Megan McArdle - Megan McArdle is a senior editor for The Atlantic who writes about business and economics. She has worked at three start-ups, a consulting firm, an investment bank, a disaster recovery firm at Ground Zero, and The Economist. More

Megan was born and raised on the Upper West Side of Manhattan, and yes, she does enjoy her lattes, as well as the occasional extra-dry skim-milk cappuccino. Her checkered work history includes three start-ups, four years as a technology project manager for a boutique consulting firm, a summer as an associate at an investment bank, and a year spent as sort of an executive copy girl for one of the disaster-recovery firms at Ground Zero … all before the age of 30.

While working at Ground Zero, Megan started Live From the WTC, a blog focused on economics, business, and cooking. She may or may not have been the first major economics blogger, depending on whether we are allowed to throw outlying variables such as Brad Delong out of the set. From there it was but a few steps down the slippery slope to freelance journalism. She has worked in various capacities for The Economist, where she wrote about economics and oversaw the founding of Free Exchange, the magazine's economics blog. She has also maintained her own blog, Asymmetrical Information, which moved to The Atlantic, along with its owner, in August 2007.
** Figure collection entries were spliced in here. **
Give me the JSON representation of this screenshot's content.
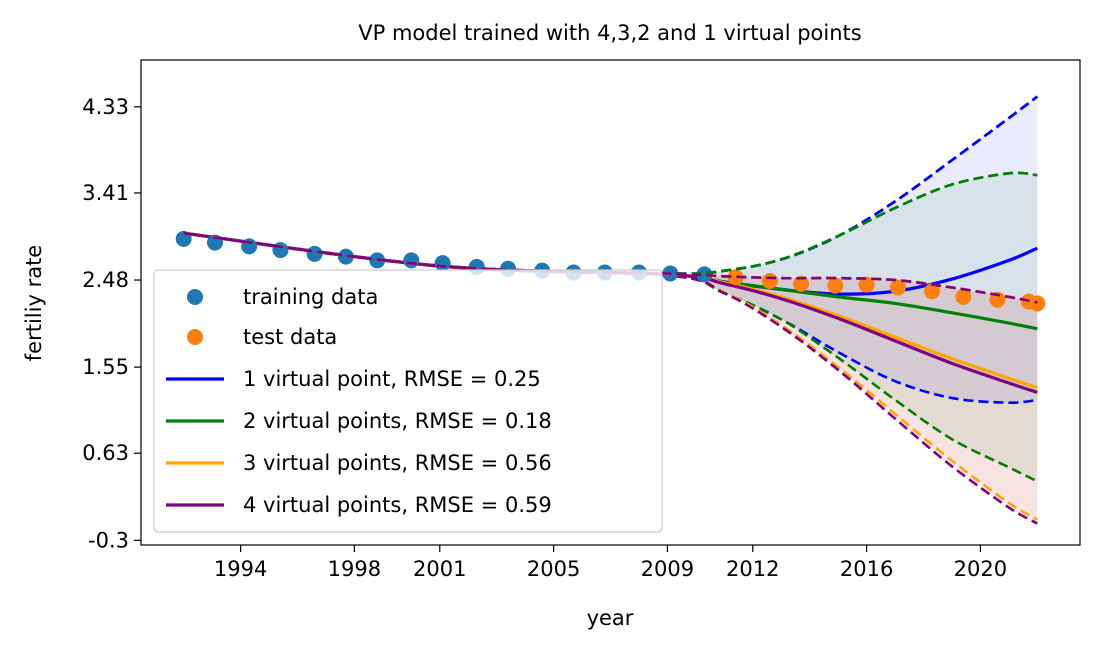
{
  "chart_data": {
    "type": "line",
    "title": "VP model trained with 4,3,2 and 1 virtual points",
    "xlabel": "year",
    "ylabel": "fertiliy rate",
    "xlim": [
      1990.5,
      2023.5
    ],
    "ylim": [
      -0.35,
      4.83
    ],
    "x_ticks": [
      1994,
      1998,
      2001,
      2005,
      2009,
      2012,
      2016,
      2020
    ],
    "y_ticks": [
      -0.3,
      0.63,
      1.55,
      2.48,
      3.41,
      4.33
    ],
    "y_tick_labels": [
      "-0.3",
      "0.63",
      "1.55",
      "2.48",
      "3.41",
      "4.33"
    ],
    "legend_position": "lower-left",
    "grid": false,
    "training_data": {
      "name": "training data",
      "color": "#1f77b4",
      "x": [
        1992.0,
        1993.1,
        1994.3,
        1995.4,
        1996.6,
        1997.7,
        1998.8,
        2000.0,
        2001.1,
        2002.3,
        2003.4,
        2004.6,
        2005.7,
        2006.8,
        2008.0,
        2009.1,
        2010.3
      ],
      "y": [
        2.92,
        2.88,
        2.84,
        2.8,
        2.76,
        2.73,
        2.69,
        2.69,
        2.66,
        2.62,
        2.6,
        2.58,
        2.56,
        2.56,
        2.56,
        2.55,
        2.54
      ]
    },
    "test_data": {
      "name": "test data",
      "color": "#ff7f0e",
      "x": [
        2011.4,
        2012.6,
        2013.7,
        2014.9,
        2016.0,
        2017.1,
        2018.3,
        2019.4,
        2020.6,
        2021.7,
        2022.0
      ],
      "y": [
        2.51,
        2.47,
        2.44,
        2.42,
        2.43,
        2.4,
        2.36,
        2.3,
        2.27,
        2.25,
        2.23
      ]
    },
    "series": [
      {
        "name": "1 virtual point, RMSE = 0.25",
        "color": "#0000ff",
        "x": [
          1992,
          2001,
          2009,
          2011,
          2013,
          2015,
          2017,
          2019,
          2021,
          2022
        ],
        "mean": [
          2.98,
          2.63,
          2.54,
          2.46,
          2.38,
          2.33,
          2.36,
          2.49,
          2.69,
          2.82
        ],
        "upper": [
          2.98,
          2.63,
          2.55,
          2.58,
          2.7,
          2.95,
          3.32,
          3.76,
          4.21,
          4.44
        ],
        "lower": [
          2.98,
          2.63,
          2.53,
          2.34,
          2.06,
          1.71,
          1.4,
          1.22,
          1.17,
          1.2
        ]
      },
      {
        "name": "2 virtual points, RMSE = 0.18",
        "color": "#008000",
        "x": [
          1992,
          2001,
          2009,
          2011,
          2013,
          2015,
          2017,
          2019,
          2021,
          2022
        ],
        "mean": [
          2.98,
          2.63,
          2.54,
          2.46,
          2.38,
          2.3,
          2.23,
          2.13,
          2.02,
          1.96
        ],
        "upper": [
          2.98,
          2.63,
          2.55,
          2.58,
          2.7,
          2.95,
          3.25,
          3.5,
          3.62,
          3.6
        ],
        "lower": [
          2.98,
          2.63,
          2.53,
          2.34,
          2.06,
          1.65,
          1.2,
          0.78,
          0.48,
          0.33
        ]
      },
      {
        "name": "3 virtual points, RMSE = 0.56",
        "color": "#ffa500",
        "x": [
          1992,
          2001,
          2009,
          2011,
          2013,
          2015,
          2017,
          2019,
          2021,
          2022
        ],
        "mean": [
          2.98,
          2.63,
          2.54,
          2.45,
          2.3,
          2.1,
          1.87,
          1.64,
          1.43,
          1.33
        ],
        "upper": [
          2.98,
          2.63,
          2.55,
          2.52,
          2.5,
          2.5,
          2.48,
          2.4,
          2.3,
          2.24
        ],
        "lower": [
          2.98,
          2.63,
          2.53,
          2.35,
          2.0,
          1.55,
          1.05,
          0.55,
          0.1,
          -0.08
        ]
      },
      {
        "name": "4 virtual points, RMSE = 0.59",
        "color": "#800080",
        "x": [
          1992,
          2001,
          2009,
          2011,
          2013,
          2015,
          2017,
          2019,
          2021,
          2022
        ],
        "mean": [
          2.98,
          2.63,
          2.54,
          2.44,
          2.28,
          2.07,
          1.83,
          1.59,
          1.38,
          1.28
        ],
        "upper": [
          2.98,
          2.63,
          2.55,
          2.52,
          2.5,
          2.5,
          2.48,
          2.4,
          2.3,
          2.24
        ],
        "lower": [
          2.98,
          2.63,
          2.53,
          2.34,
          1.98,
          1.52,
          1.0,
          0.49,
          0.05,
          -0.12
        ]
      }
    ]
  }
}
Megan holds a bachelor's degree in English literature from the University of Pennsylvania and an M.B.A. from the University of Chicago. After a lifetime as a New Yorker, she now resides in northwest Washington, D.C., where she is still trying to figure out what one does with an apartment larger than 400 square feet.

GM's money machine

By Megan McArdle
Apr 30 2008, 11:01 AM ET Comment

For the longest time, the conventional wisdom in analyst circles was that auto manufacturers were "banks with a manufacturing subsidiary". Detroit didn't make its profits on the cars--they were sort of like loss leaders for the juicy auto loan business.
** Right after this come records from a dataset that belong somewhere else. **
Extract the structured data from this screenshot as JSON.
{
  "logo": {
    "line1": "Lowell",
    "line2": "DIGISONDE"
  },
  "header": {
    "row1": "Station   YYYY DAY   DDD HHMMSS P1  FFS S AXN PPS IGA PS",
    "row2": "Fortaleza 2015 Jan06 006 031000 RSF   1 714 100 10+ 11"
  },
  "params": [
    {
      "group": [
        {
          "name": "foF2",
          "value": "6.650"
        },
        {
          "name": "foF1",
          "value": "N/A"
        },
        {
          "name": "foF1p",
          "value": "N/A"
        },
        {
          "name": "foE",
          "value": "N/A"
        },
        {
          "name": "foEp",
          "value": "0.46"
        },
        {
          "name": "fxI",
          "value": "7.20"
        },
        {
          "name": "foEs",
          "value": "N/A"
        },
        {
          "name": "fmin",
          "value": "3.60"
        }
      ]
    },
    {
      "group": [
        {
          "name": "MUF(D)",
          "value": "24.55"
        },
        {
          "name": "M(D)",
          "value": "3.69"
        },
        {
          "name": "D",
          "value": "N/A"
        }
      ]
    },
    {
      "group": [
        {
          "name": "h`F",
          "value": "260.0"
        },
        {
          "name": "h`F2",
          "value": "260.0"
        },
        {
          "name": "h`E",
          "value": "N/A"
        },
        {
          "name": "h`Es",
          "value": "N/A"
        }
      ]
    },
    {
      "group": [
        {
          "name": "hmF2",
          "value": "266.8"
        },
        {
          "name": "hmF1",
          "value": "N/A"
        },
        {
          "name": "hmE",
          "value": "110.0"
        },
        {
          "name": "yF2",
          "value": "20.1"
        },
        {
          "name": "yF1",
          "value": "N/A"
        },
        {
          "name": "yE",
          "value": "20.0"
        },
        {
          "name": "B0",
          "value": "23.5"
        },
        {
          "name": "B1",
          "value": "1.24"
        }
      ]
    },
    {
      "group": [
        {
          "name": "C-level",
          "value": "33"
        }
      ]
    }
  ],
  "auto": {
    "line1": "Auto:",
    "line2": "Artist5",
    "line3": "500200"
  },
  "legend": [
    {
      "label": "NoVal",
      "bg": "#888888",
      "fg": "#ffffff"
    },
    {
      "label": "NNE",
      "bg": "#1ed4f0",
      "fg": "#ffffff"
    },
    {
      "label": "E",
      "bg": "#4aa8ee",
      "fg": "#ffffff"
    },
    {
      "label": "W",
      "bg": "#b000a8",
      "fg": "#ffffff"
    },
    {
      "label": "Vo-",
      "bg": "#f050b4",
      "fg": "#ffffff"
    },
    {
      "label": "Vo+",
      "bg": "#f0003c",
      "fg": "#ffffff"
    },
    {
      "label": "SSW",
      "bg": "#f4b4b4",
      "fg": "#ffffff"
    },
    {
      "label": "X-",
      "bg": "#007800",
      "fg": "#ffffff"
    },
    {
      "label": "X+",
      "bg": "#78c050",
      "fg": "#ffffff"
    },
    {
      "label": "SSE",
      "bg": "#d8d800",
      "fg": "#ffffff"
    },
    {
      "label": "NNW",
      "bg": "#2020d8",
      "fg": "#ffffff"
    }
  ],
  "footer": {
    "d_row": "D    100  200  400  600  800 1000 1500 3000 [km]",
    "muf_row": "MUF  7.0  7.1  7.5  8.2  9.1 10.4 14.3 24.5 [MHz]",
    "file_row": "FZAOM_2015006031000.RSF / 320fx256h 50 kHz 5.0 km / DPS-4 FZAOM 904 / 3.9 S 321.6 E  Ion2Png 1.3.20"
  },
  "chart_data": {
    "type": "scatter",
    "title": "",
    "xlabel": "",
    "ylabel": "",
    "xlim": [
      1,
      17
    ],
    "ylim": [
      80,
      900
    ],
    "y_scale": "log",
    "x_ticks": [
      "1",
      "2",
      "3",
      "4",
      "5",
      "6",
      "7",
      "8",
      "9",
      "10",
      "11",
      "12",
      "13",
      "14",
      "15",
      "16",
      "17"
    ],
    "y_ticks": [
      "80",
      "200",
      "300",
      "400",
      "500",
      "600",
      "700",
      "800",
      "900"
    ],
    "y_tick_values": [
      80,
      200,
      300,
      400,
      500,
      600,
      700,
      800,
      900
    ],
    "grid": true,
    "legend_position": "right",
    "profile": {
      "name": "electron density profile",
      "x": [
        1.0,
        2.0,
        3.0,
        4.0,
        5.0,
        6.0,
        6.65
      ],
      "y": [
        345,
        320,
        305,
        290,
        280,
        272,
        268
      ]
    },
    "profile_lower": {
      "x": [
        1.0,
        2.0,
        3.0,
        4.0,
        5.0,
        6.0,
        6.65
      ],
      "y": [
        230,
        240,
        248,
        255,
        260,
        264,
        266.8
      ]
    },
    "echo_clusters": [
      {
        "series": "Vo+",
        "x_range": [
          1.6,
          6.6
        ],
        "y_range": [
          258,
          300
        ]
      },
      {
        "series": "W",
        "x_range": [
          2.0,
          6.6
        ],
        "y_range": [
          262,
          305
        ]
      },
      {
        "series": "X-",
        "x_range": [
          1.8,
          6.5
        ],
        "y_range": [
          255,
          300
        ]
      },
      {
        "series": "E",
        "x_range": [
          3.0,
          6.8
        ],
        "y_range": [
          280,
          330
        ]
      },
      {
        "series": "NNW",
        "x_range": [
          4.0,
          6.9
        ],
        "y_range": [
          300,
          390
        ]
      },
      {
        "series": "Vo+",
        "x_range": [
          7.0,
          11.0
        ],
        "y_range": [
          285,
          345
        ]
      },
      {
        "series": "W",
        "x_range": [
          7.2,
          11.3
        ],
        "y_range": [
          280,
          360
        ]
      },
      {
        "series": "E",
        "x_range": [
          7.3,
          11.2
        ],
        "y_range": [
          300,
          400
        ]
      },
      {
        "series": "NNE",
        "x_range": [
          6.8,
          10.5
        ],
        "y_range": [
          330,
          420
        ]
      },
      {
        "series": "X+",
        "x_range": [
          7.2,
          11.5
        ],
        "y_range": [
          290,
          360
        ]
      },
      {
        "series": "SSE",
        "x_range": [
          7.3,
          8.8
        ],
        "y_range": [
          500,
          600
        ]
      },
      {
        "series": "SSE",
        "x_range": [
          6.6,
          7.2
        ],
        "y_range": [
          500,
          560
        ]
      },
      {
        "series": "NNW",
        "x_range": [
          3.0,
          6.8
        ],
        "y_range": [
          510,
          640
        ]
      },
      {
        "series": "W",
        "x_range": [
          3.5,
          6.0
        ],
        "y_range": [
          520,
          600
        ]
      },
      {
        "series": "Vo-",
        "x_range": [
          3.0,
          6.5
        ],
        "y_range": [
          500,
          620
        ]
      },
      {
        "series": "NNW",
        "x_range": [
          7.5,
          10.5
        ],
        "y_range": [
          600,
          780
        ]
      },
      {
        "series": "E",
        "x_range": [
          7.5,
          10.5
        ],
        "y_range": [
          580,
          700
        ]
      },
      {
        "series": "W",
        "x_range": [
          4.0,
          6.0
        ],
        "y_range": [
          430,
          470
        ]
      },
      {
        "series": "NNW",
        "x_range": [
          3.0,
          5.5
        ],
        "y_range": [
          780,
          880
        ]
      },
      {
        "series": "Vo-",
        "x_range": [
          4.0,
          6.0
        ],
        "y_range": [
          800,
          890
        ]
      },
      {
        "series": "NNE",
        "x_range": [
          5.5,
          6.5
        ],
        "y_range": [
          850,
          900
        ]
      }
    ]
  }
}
That's why it's been so surprising watching GM's travails with the spinoff of GMAC. Two years ago, GM sold 51% of the business to private equity firm Cerberus, the same folks who bought Chrysler. The deal was not only supposed to give GM some much-needed cash, but also boost GMAC's credit rating by severing it from the auto giant's woes.

This has not quite worked out as planned. GMAC's debt dipped into junk territory thanks to its residential mortgage unit. Meanwhile, it is still hoovering money out of GM's balance sheet. Last March, the company had to transfer $1 billion to the ailing finance company to shore up its financials, as per the terms of its deal with Cerberus.
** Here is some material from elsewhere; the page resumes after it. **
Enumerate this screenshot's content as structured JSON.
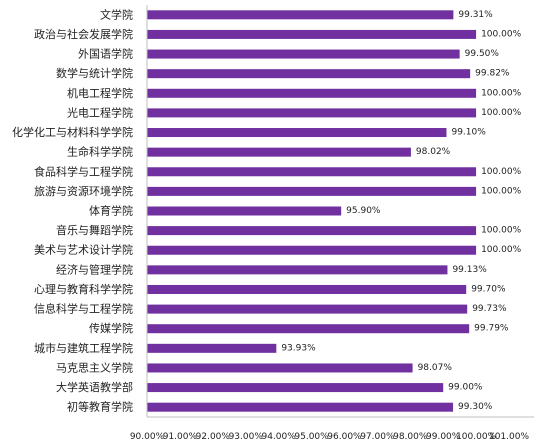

This morning GM announced a $3.3 billion dollar loss. (To put this in perspective, they lost basically the entire annual GDP of Rwanda in a single quarter.) Hundreds of millions of it stems from losses at GMAC; hundreds of millions more are related to ongoing problems at Delphi, the auto parts supplier that GM spun off a few years ago.

Perhaps the most frightening part is that this is actually better than many analysts were expecting--the massive hemorrhage has brought forth cautious optimism. Now if only they could make a car someone wanted to drive . . .

Update Only GM could get a boost to their stock price from a $3.3 billion dollar loss.